Mark uses this technique frequently. For example, in the story of Jesus cursing a fig tree (Mark 11:12-14) he splits the story and inserts his account of the cleansing of the temple directly into the middle of the narrative (vs. 15-19). When we compare the parallel story in Matthew 21:18-22, where the same story of the cursed fig tree occurs, we find that it is not split in two as Mark does in his account.
We may be aware that Mark is making these narrative “sandwiches,” but we may not always realize what his point is in doing this. There is, however, a clear pattern in what the Evangelist was doing. Time and again we see that Mark inserts material that may seem different, but which compares or contrasts with the outer story and in this way teaches additional lessons we might not have thought about otherwise. Take, for example, the story of Jesus being anointed at Bethany which is inserted into the middle of the story of Judas’ betrayal, as we see in the following three paragraphs from Mark 14:
Now the Passover and the Festival of Unleavened Bread were only two days away, and the chief priests and the teachers of the law were scheming to arrest Jesus secretly and kill him. “But not during the festival,” they said, “or the people may riot.”
While he was in Bethany, reclining at the table in the home of Simon the Leper, a woman came with an alabaster jar of very expensive perfume, made of pure nard. She broke the jar and poured the perfume on his head. Some of those present were saying indignantly to one another, “Why this waste of perfume? It could have been sold for more than a year’s wages and the money given to the poor.” And they rebuked her harshly ... .
Then Judas Iscariot, one of the Twelve, went to the chief priests to betray Jesus to them. They were delighted to hear this and promised to give him money. So he watched for an opportunity to hand him over (Mark 14:1-11).
We may not immediately see the direct connection between these two stories – or any reason to insert the one inside the other – until we notice the common denominator, which is money. In both stories Mark shows individuals going to extraordinary lengths either to get or to give money (or that which was of a great value specified in a monetary amount). Mark’s juxtaposition of the two stories makes it impossible to miss the difference between the attitudes of get and give exhibited by Judas and the unnamed woman, along with other details.

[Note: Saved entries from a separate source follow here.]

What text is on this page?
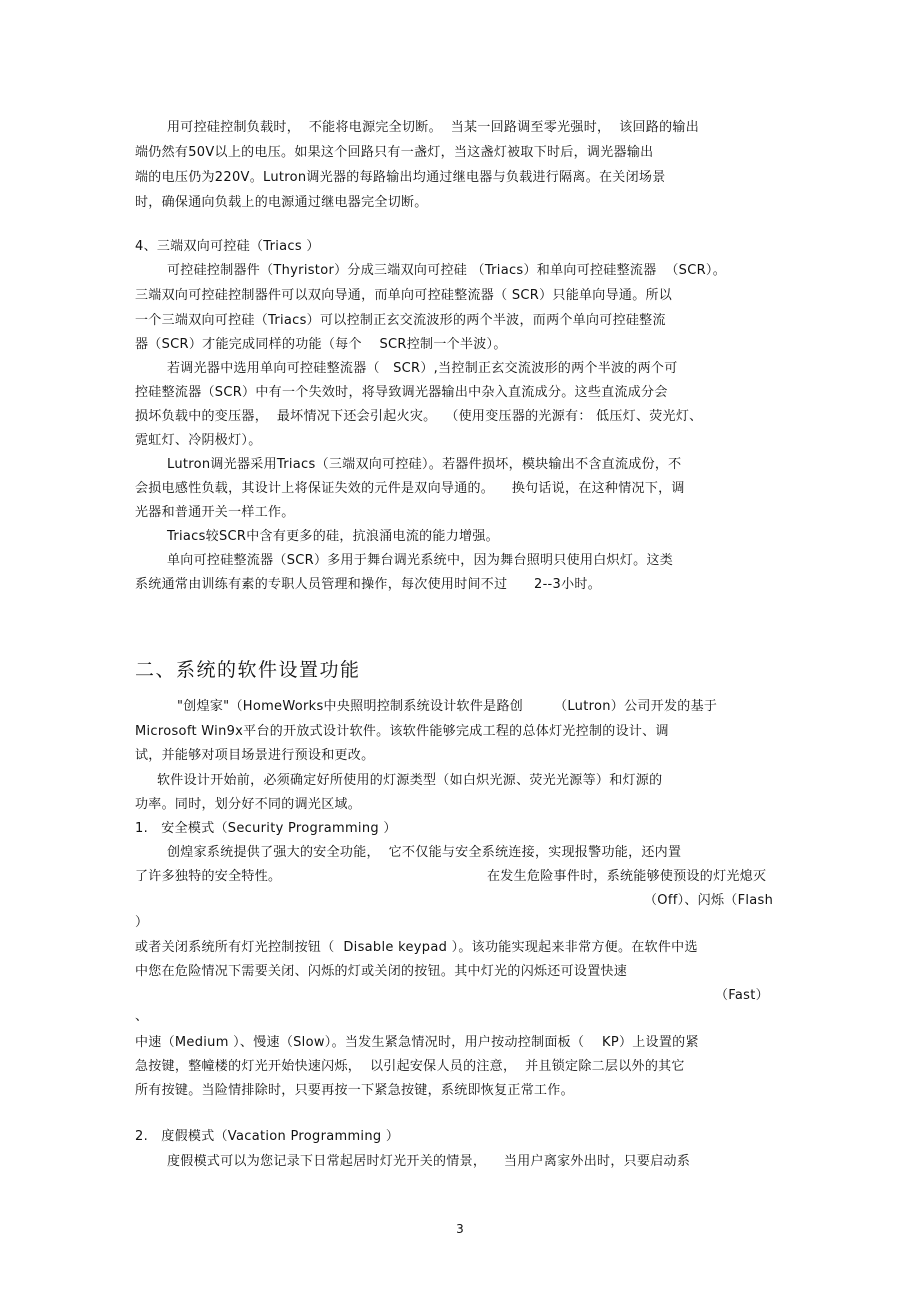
用可控硅控制负载时，  不能将电源完全切断。  当某一回路调至零光强时，  该回路的输出
端仍然有50V以上的电压。如果这个回路只有一盏灯，当这盏灯被取下时后，调光器输出
端的电压仍为220V。Lutron调光器的每路输出均通过继电器与负载进行隔离。在关闭场景
时，确保通向负载上的电源通过继电器完全切断。
4、三端双向可控硅（Triacs ）
可控硅控制器件（Thyristor）分成三端双向可控硅 （Triacs）和单向可控硅整流器  （SCR）。
三端双向可控硅控制器件可以双向导通，而单向可控硅整流器（ SCR）只能单向导通。所以
一个三端双向可控硅（Triacs）可以控制正玄交流波形的两个半波，而两个单向可控硅整流
器（SCR）才能完成同样的功能（每个    SCR控制一个半波）。
若调光器中选用单向可控硅整流器（   SCR）,当控制正玄交流波形的两个半波的两个可
控硅整流器（SCR）中有一个失效时，将导致调光器输出中杂入直流成分。这些直流成分会
损坏负载中的变压器，  最坏情况下还会引起火灾。  （使用变压器的光源有： 低压灯、荧光灯、
霓虹灯、冷阴极灯）。
Lutron调光器采用Triacs（三端双向可控硅）。若器件损坏，模块输出不含直流成份，不
会损电感性负载，其设计上将保证失效的元件是双向导通的。    换句话说，在这种情况下，调
光器和普通开关一样工作。
Triacs较SCR中含有更多的硅，抗浪涌电流的能力增强。
单向可控硅整流器（SCR）多用于舞台调光系统中，因为舞台照明只使用白炽灯。这类
系统通常由训练有素的专职人员管理和操作，每次使用时间不过      2--3小时。
二、系统的软件设置功能
"创煌家"（HomeWorks中央照明控制系统设计软件是路创       （Lutron）公司开发的基于
Microsoft Win9x平台的开放式设计软件。该软件能够完成工程的总体灯光控制的设计、调
试，并能够对项目场景进行预设和更改。
软件设计开始前，必须确定好所使用的灯源类型（如白炽光源、荧光光源等）和灯源的
功率。同时，划分好不同的调光区域。
1.   安全模式（Security Programming ）
创煌家系统提供了强大的安全功能，  它不仅能与安全系统连接，实现报警功能，还内置
了许多独特的安全特性。	在发生危险事件时，系统能够使预设的灯光熄灭
（Off）、闪烁（Flash
）
或者关闭系统所有灯光控制按钮（  Disable keypad ）。该功能实现起来非常方便。在软件中选
中您在危险情况下需要关闭、闪烁的灯或关闭的按钮。其中灯光的闪烁还可设置快速
（Fast）
、
中速（Medium ）、慢速（Slow）。当发生紧急情况时，用户按动控制面板（    KP）上设置的紧
急按键，整幢楼的灯光开始快速闪烁，  以引起安保人员的注意，  并且锁定除二层以外的其它
所有按键。当险情排除时，只要再按一下紧急按键，系统即恢复正常工作。
2.   度假模式（Vacation Programming ）
度假模式可以为您记录下日常起居时灯光开关的情景，    当用户离家外出时，只要启动系
3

Even the small fact that the woman’s generosity was met with self-righteous scorn compared to Judas’ greed which was met with approval (Mark tells us the priests were “delighted” to hear his offer) adds another layer to the story. We see the depths of Judas’ hateful attitude and grasping actions precisely because they are shown in contrast with the loving attitude and generous actions of the woman who anointed Christ.
The contrasting details are easy to see in this example, but each Markan sandwich has its own reasons for the insertion of one story into another. It is our job as readers of the Word to read carefully in order to see what the lessons are that Mark is showing us in each case.